Fifteen years ago today, Rafa Benitez's Reds took on the Italian side in the Champions League final in Istanbul.

Milan were hot favourites. They were 3-0 up at half-time. And we all know what happened next.

But while Liverpool's players were made instant legends, those in opposition have had to live with being on the receiving end of the most famous comeback of all time.

And for Andrea Pirlo, the Italian great who saw his penalty saved by Jerzy Dudek in the decisive shoot-out, the aftermath was almost too much.

"I thought about quitting because, after Istanbul, nothing made sense any more," he said.

"The 2005 Champions League final simply suffocated me. To most people’s minds, the reason we lost on penalties was Jerzy Dudek – that jackass of a dancer who took the mickey out of us by swaying about on his line and then rubbed salt into the wound by saving our spot kicks.

"But in time the truly painful sentence was realising that we were entirely to blame. How it happened I don’t know, but the fact remains that when the impossible becomes reality, somebody’s f***ed up – in this case, the entire team. A mass suicide where we all joined hands and jumped off the Bosphorus Bridge.
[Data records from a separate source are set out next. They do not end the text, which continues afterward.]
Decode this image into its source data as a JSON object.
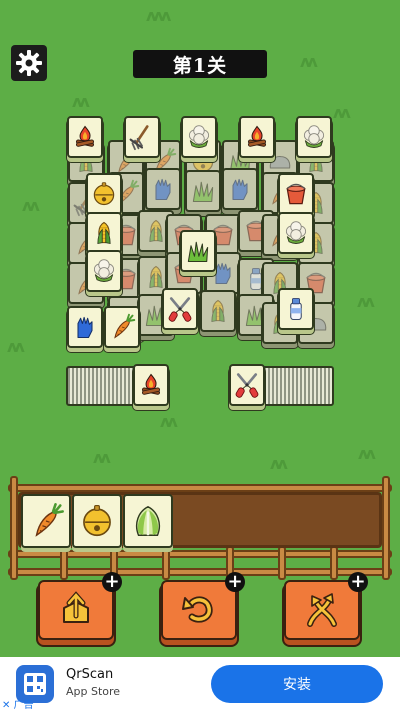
{
  "level": {
    "title": "第1关"
  },
  "colors": {
    "background": "#5dae46",
    "tile_face": "#f6f5d4",
    "tool_button": "#f07a3a",
    "install_button": "#1a73e8"
  },
  "board": {
    "top_tiles": [
      "campfire",
      "rake",
      "cauliflower",
      "campfire",
      "cauliflower"
    ],
    "left_column": [
      "bell",
      "corn",
      "cauliflower"
    ],
    "center_tiles": [
      "grass",
      "pruning-shears"
    ],
    "right_column": [
      "bucket",
      "cauliflower",
      "milk-bottle"
    ],
    "under_layer": [
      "glove",
      "carrot"
    ],
    "left_stack_top": "campfire",
    "right_stack_top": "pruning-shears"
  },
  "tray": {
    "slots": [
      "carrot",
      "bell",
      "napa-cabbage"
    ]
  },
  "tools": [
    {
      "name": "move-out",
      "icon": "box-arrow-up-icon",
      "badge": "+"
    },
    {
      "name": "undo",
      "icon": "undo-arrow-icon",
      "badge": "+"
    },
    {
      "name": "shuffle",
      "icon": "shuffle-arrows-icon",
      "badge": "+"
    }
  ],
  "ad": {
    "app_name": "QrScan",
    "store": "App Store",
    "install_label": "安装",
    "ad_label": "广告",
    "close_mark": "✕"
  }
}
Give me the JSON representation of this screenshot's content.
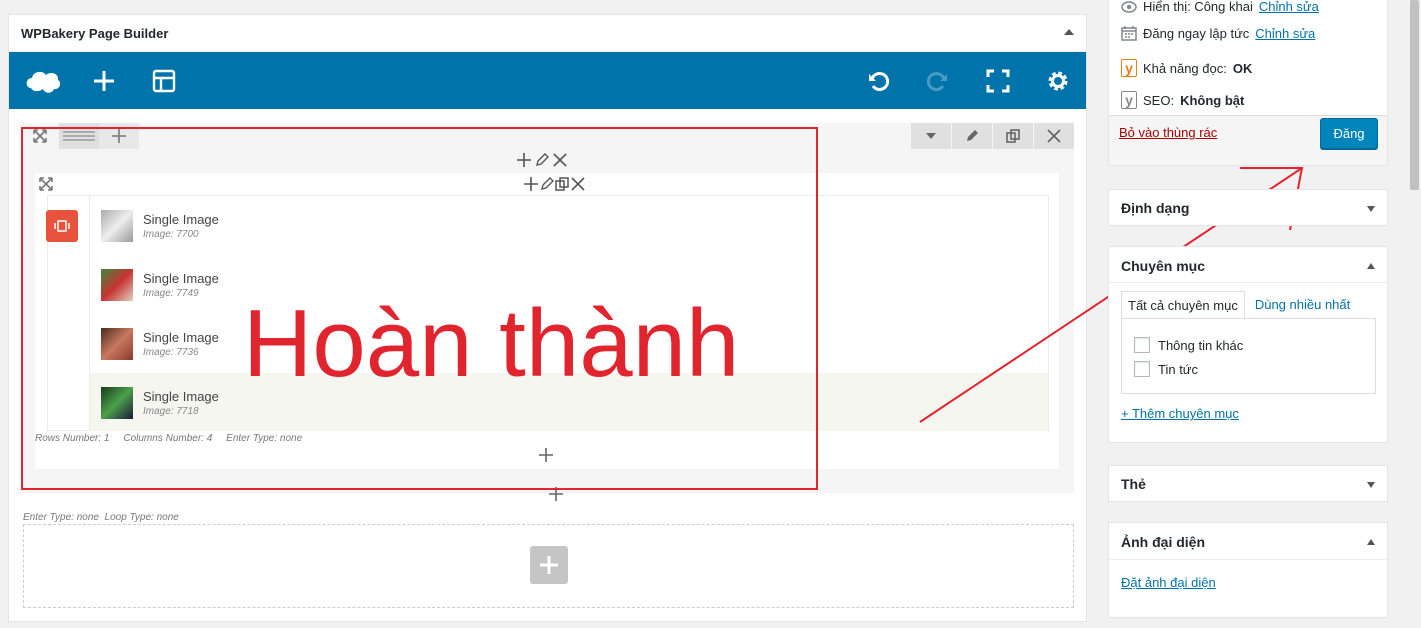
{
  "builder": {
    "title": "WPBakery Page Builder",
    "toolbar_icons": [
      "logo-icon",
      "add-element-icon",
      "templates-icon",
      "undo-icon",
      "redo-icon",
      "fullscreen-icon",
      "settings-icon"
    ],
    "items": [
      {
        "title": "Single Image",
        "sub": "Image: 7700"
      },
      {
        "title": "Single Image",
        "sub": "Image: 7749"
      },
      {
        "title": "Single Image",
        "sub": "Image: 7736"
      },
      {
        "title": "Single Image",
        "sub": "Image: 7718"
      }
    ],
    "row_meta": "Rows Number: 1     Columns Number: 4     Enter Type: none",
    "section_meta": "Enter Type: none  Loop Type: none"
  },
  "annotation": {
    "text": "Hoàn thành",
    "color": "#e1252f"
  },
  "publish": {
    "visibility_label": "Hiển thị: Công khai",
    "visibility_edit": "Chỉnh sửa",
    "schedule_label": "Đăng ngay lập tức",
    "schedule_edit": "Chỉnh sửa",
    "readability_label": "Khả năng đọc:",
    "readability_value": "OK",
    "seo_label": "SEO:",
    "seo_value": "Không bật",
    "trash": "Bỏ vào thùng rác",
    "publish_button": "Đăng"
  },
  "format_box": {
    "title": "Định dạng"
  },
  "category_box": {
    "title": "Chuyên mục",
    "tab_all": "Tất cả chuyên mục",
    "tab_popular": "Dùng nhiều nhất",
    "items": [
      "Thông tin khác",
      "Tin tức"
    ],
    "add_link": "+ Thêm chuyên mục"
  },
  "tag_box": {
    "title": "Thẻ"
  },
  "featured_box": {
    "title": "Ảnh đại diện",
    "link": "Đặt ảnh đại diện"
  },
  "colors": {
    "toolbar": "#0073aa",
    "publish": "#0085ba",
    "accent_red": "#e1252f"
  }
}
"When that torture of a game was finished, we sat like a bunch of half-wits in the dressing room there at the Ataturk Stadium.

"We couldn’t speak. We couldn’t move. They’d mentally destroyed us. The damage was already evident even in those early moments, and it only got more stark and serious as the hours went on.

"Insomnia, rage, depression, a sense of nothingness. We’d invented a new disease with multiple symptoms: Istanbul syndrome."

Pirlo, writing in his 2013 autobiography 'Pirlo: I Think Therefore I Play', added: "There are always lessons to be found in the darkest moments. It’s a moral obligation to dig deep and find that little glimmer of hope or pearl of wisdom.

"You might hit upon an elegant phrase that stays with you and makes the journey that little less bitter.

"I’ve tried with Istanbul and haven’t managed to get beyond these words: for f***’s sake."